Unfortunately it does not have a native support (yet) for Visual Studio Database project, so I had to provide a sort of workaround in my project structure to allow Octopus to deploy also a “Database Project Nuget package”.
Visual Studio .dacpac
Visual Studio Database project is capable to generate diff scripts, a full schema deployment script and also a post deployment script (in case you need to populate the database with some demo data, for example). When you compile a Database project this is the outcome:
As you can see we have two different .dacpac files. One for the master Database and one for my own database. A dacpac file is what is called “Data Tier Application” and it’s used within SQL Server to deploy a database schema.
Another interesting thing is the schema structure, in every database project you will have also a second output folder with the following structure:
And in the obj folder we have an additional output:
which contains a Model.xml file. This file can be used to integrate entity framework with our database schema. The postdeploy.sql is a custom script that we generate and execute after the database deployment.

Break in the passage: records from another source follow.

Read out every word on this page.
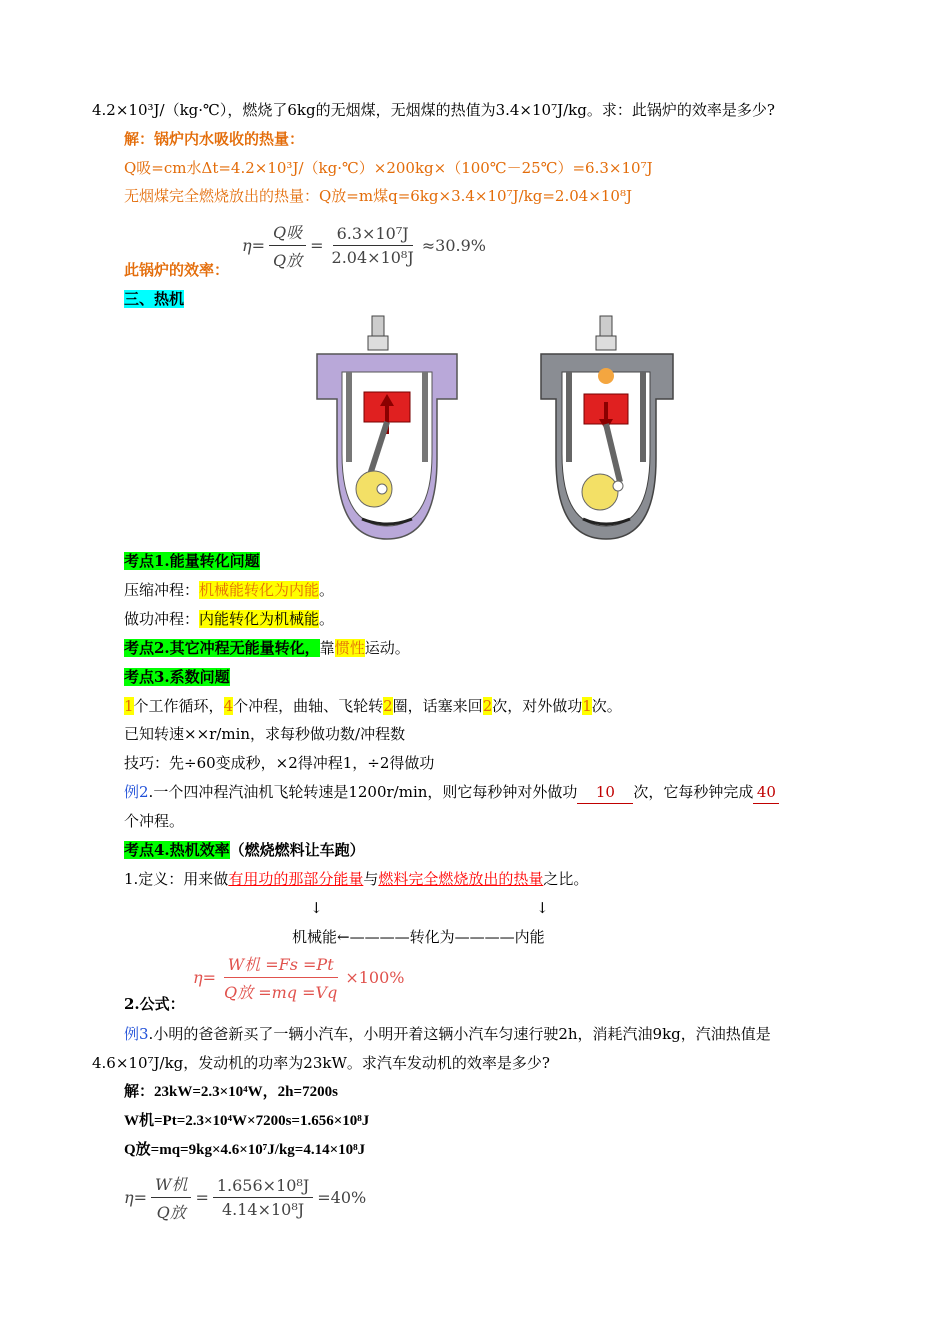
4.2×10³J/（kg·℃），燃烧了6kg的无烟煤，无烟煤的热值为3.4×10⁷J/kg。求：此锅炉的效率是多少?
解：锅炉内水吸收的热量：
Q吸=cm水Δt=4.2×10³J/（kg·℃）×200kg×（100℃－25℃）=6.3×10⁷J
无烟煤完全燃烧放出的热量：Q放=m煤q=6kg×3.4×10⁷J/kg=2.04×10⁸J
$\eta= \frac{\text{Q吸}}{\text{Q放}} = \frac{\text{6.3×10⁷J}}{\text{2.04×10⁸J}} \approx 30.9\%$
此锅炉的效率：
三、热机
考点1.能量转化问题
压缩冲程：机械能转化为内能。
做功冲程：内能转化为机械能。
考点2.其它冲程无能量转化，靠惯性运动。
考点3.系数问题
1个工作循环，4个冲程，曲轴、飞轮转2圈，话塞来回2次，对外做功1次。
已知转速××r/min，求每秒做功数/冲程数
技巧：先÷60变成秒，×2得冲程1，÷2得做功
例2.一个四冲程汽油机飞轮转速是1200r/min，则它每秒钟对外做功 10 次，它每秒钟完成 40
个冲程。
考点4.热机效率（燃烧燃料让车跑）
1.定义：用来做有用功的那部分能量与燃料完全燃烧放出的热量之比。
↓	↓
机械能←————转化为————内能
$\eta= \frac{\text{W机 =Fs =Pt}}{\text{Q放 =mq =Vq}} \times 100\%$
2.公式：
例3.小明的爸爸新买了一辆小汽车，小明开着这辆小汽车匀速行驶2h，消耗汽油9kg，汽油热值是
4.6×10⁷J/kg，发动机的功率为23kW。求汽车发动机的效率是多少?
解：23kW=2.3×10⁴W，2h=7200s
W机=Pt=2.3×10⁴W×7200s=1.656×10⁸J
Q放=mq=9kg×4.6×10⁷J/kg=4.14×10⁸J
$\eta= \frac{\text{W机}}{\text{Q放}} = \frac{\text{1.656×10⁸J}}{\text{4.14×10⁸J}} =40\%$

Package everything with Nuget and OctoPack
So, what do we need in order to have a proper Nuget package of our database schema? Well, first of all let’s see what we should carry on in our package. Usually I create a package with the following structure:
The steps to obtain this structure are the following:
1 – Modify the database project to run OctoPack
<Import Project="$(SolutionDir)\.nuget\NuGet.targets" Condition="Exists('$(SolutionDir)\.nuget\NuGet.targets')" /> <Import Project="$(SolutionDir)\.octopack\OctoPack.targets" /> </Project>
2 – Provide a .nuspec file with the following structure:
<?xml version="1.0"?> <package xmlns="http://schemas.microsoft.com/packaging/2010/07/nuspec.xsd"> <metadata> <!-- Your file specifications --> </metadata> <files> <!-- The Database Schema --> <file src="\dbo\**\*.sql" target="Content\Schema"/> <!-- The deployment script --> <file src="\obj\**\*.sql" target="Content\Deploy" /> <file src="\obj\**\*.xml" target="Content\Deploy" /> <!-- Your .dacpac location --> <file src="..\..\..\..\..\..\bin\**\*.dacpac" target="Content\Deploy" /> </files> </package>
And of course have your Build Server the RunOctoPack variable enabled.
Install the package using Powershell
The final step to make the package “digestable” by Octopus using PowerShell. In our specific case we need a power shell script that can execute the .dacpac package and the post deployment script. That’s quite easy.
In order to install a .dacpac with power shell we can use this command:
# load Dac Pac add-type -path "C:\Program Files (x86)\Microsoft SQL Server\110\DAC\bin\Microsoft.SqlServer.Dac.dll" # make DacServices object, needs a connection string $d = new-object Microsoft.SqlServer.Dac.DacServices "server=(local)" # Load dacpac from file & deploy to database named pubsnew $dp = [Microsoft.SqlServer.Dac.DacPackage]::Load($DacPacFile) $d.Deploy($dp, $DatabaseName, $true)
In my case I set some variables in Octopus in order to be able to dynamically create the database and locate the .dacpac file.
The final result is available through Octopus deployment console, cause I always set my PShell commands using | Write-Host at the end:
Final note: remember that the only way to stop a deployment step in Octopus using Power Shell is to return –1. In my case I wrap the code in a Try/Catch and return –1 if you want to stop the deployment but you can find a better explanation here.